Они оба молчали. Даша была не то печальна, не то угрюма; Долинский приписывал это слабости и болезненной раздраженности. Он не беспокоил ее никакими вопросами.

– Прощайте, моя милая нянюшка! – слабо проговорила через перегородку Даша, полежав минут пять в постели.

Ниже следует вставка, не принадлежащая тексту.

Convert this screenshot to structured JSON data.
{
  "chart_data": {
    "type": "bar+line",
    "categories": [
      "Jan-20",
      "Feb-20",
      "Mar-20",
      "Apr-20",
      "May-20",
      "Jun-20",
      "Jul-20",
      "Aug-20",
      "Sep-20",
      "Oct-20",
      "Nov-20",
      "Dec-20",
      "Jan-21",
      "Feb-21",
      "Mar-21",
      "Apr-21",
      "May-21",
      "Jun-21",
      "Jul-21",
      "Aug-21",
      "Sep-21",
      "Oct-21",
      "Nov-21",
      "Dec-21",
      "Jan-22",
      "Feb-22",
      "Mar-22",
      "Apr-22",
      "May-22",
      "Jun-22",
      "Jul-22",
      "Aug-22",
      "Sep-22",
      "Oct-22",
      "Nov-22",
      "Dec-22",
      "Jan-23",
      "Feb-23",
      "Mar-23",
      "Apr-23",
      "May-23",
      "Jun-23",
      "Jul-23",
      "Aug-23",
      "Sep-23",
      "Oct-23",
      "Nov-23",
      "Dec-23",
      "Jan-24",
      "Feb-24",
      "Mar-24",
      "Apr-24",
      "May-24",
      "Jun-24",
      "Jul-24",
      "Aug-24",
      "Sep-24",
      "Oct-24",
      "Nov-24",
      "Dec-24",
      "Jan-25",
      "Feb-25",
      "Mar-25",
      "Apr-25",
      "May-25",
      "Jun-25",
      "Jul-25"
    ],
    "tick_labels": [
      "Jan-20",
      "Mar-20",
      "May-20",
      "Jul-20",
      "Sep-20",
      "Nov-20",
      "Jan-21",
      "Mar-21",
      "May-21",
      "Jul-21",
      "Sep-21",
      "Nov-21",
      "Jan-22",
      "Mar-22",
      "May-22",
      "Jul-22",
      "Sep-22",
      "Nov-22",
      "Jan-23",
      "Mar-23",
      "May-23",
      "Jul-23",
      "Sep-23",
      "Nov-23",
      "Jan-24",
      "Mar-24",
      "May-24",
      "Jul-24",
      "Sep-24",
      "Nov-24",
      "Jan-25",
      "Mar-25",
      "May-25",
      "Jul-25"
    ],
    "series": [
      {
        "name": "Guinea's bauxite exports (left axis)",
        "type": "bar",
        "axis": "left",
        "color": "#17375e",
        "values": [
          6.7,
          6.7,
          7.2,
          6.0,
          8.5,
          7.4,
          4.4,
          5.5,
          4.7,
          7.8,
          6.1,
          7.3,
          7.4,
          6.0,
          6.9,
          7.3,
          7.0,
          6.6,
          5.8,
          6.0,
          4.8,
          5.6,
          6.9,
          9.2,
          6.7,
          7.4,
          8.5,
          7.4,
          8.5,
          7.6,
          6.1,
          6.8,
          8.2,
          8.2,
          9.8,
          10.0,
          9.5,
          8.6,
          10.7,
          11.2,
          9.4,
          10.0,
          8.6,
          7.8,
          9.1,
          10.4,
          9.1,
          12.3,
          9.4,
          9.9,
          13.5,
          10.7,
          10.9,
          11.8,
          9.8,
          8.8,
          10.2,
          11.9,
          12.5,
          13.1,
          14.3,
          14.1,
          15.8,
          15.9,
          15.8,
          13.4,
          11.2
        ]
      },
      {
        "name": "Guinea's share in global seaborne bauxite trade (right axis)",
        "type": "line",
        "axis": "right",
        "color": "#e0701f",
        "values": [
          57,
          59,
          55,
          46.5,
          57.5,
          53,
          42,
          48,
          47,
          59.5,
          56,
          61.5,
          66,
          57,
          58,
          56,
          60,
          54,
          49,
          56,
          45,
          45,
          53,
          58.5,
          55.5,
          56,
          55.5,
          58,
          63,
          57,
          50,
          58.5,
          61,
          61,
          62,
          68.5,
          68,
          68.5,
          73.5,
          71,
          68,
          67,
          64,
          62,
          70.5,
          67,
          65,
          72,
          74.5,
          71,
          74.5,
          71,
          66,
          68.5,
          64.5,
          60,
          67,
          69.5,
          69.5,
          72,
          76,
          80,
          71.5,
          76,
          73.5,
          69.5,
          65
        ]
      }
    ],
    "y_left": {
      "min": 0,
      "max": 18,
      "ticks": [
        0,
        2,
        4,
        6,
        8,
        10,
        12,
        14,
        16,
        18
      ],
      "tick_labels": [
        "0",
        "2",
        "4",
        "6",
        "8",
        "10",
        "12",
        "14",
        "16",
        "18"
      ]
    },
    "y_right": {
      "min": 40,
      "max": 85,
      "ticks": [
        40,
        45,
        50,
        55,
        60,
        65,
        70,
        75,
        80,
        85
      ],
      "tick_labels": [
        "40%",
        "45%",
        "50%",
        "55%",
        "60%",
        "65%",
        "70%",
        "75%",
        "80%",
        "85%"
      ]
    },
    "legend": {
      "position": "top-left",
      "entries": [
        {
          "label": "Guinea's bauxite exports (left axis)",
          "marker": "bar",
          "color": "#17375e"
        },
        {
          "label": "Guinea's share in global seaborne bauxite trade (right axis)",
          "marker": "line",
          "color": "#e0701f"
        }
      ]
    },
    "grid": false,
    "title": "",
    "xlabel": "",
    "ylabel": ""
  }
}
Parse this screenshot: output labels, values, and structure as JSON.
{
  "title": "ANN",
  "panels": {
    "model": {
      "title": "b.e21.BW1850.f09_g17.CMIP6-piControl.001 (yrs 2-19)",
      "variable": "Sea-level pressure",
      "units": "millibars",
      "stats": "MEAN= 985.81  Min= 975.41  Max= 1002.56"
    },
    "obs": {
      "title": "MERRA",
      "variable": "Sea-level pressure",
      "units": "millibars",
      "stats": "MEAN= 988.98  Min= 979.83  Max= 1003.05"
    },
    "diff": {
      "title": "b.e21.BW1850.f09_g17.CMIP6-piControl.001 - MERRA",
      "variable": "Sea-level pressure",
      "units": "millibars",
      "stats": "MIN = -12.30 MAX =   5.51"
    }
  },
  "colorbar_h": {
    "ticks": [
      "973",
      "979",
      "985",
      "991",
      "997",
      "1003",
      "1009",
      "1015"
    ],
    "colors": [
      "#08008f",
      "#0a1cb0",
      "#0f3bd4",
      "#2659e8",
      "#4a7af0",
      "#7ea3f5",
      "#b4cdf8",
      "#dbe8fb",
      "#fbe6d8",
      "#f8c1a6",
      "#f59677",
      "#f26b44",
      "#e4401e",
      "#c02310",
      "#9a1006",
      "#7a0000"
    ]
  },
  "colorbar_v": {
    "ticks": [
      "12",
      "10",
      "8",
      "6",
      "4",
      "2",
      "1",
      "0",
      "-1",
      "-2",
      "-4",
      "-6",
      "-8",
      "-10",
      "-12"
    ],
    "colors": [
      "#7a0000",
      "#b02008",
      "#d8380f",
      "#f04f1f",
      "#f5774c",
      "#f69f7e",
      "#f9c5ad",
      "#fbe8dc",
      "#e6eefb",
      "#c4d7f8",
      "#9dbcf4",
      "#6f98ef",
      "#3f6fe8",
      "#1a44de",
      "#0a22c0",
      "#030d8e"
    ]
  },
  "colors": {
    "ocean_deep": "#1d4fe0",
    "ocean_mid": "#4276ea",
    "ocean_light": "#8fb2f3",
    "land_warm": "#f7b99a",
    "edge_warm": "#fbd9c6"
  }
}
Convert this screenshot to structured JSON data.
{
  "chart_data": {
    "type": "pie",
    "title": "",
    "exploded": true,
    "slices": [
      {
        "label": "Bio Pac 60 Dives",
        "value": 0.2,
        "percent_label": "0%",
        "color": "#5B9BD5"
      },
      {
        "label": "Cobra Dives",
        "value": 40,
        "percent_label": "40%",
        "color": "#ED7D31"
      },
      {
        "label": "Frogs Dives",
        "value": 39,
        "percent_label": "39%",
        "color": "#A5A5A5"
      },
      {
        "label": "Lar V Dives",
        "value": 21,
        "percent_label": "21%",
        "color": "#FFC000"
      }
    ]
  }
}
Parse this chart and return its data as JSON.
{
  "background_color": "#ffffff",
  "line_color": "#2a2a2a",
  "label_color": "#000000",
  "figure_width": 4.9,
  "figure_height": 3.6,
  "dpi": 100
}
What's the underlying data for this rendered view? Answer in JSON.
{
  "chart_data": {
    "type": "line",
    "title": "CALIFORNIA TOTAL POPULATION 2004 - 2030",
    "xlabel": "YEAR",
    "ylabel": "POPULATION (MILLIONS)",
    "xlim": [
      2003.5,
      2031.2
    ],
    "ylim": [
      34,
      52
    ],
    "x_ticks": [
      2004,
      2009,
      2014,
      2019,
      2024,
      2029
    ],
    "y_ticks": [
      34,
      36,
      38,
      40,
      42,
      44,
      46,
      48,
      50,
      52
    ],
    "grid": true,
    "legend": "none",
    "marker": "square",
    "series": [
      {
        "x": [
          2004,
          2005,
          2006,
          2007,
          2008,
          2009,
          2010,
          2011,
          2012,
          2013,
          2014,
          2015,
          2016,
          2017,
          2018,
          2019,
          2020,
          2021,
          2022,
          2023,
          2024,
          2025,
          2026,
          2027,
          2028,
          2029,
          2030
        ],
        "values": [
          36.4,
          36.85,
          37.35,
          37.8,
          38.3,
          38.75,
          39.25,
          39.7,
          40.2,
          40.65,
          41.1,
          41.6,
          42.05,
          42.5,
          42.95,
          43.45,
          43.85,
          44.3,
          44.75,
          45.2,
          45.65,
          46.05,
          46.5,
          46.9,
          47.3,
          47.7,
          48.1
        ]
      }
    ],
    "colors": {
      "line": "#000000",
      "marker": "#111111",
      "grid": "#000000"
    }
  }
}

– Прощайте, Дорушка. Спите спокойно.

– Вам там скверно, Нестор Игнатьич?

– Нет, Дорушка, – хорошо.

– Потерпите, мой милый, ради меня, чтобы было о чем вспомнить.

– Спите, Дорушка.

Больная провела ночь очень покойно и проснулась утром довольно поздно. Долинский нашел женщину, которая помогла Даше одеться, и велел подать завтрак. Даша кушала с аппетитом.

– Нестор Игнатьич! – сказала она, оканчивая завтрак, – вот сейчас вам будет испытание, как вы понимаете наставления моей сестры. Что она приказала вам на мой счет?

– Беречь вас.

– А еще?

– Служить вам.

– А еще?

– Ну, что ж еще?

– Право, не знаю, Дарья Михайловна.

– Вот память-то!

– Да что же? Она просила исполнять ваши желания, и только.

– Ну, наконец-то! Исполнять мои желания, а у меня теперь есть желание, которое не входило в наши планы: исполните ли вы его?

– Что же это такое, Дорушка?

– Свезите меня в Варшаву. Смерть мне хочется посмотреть поляков в их городе. У вас там есть знакомые?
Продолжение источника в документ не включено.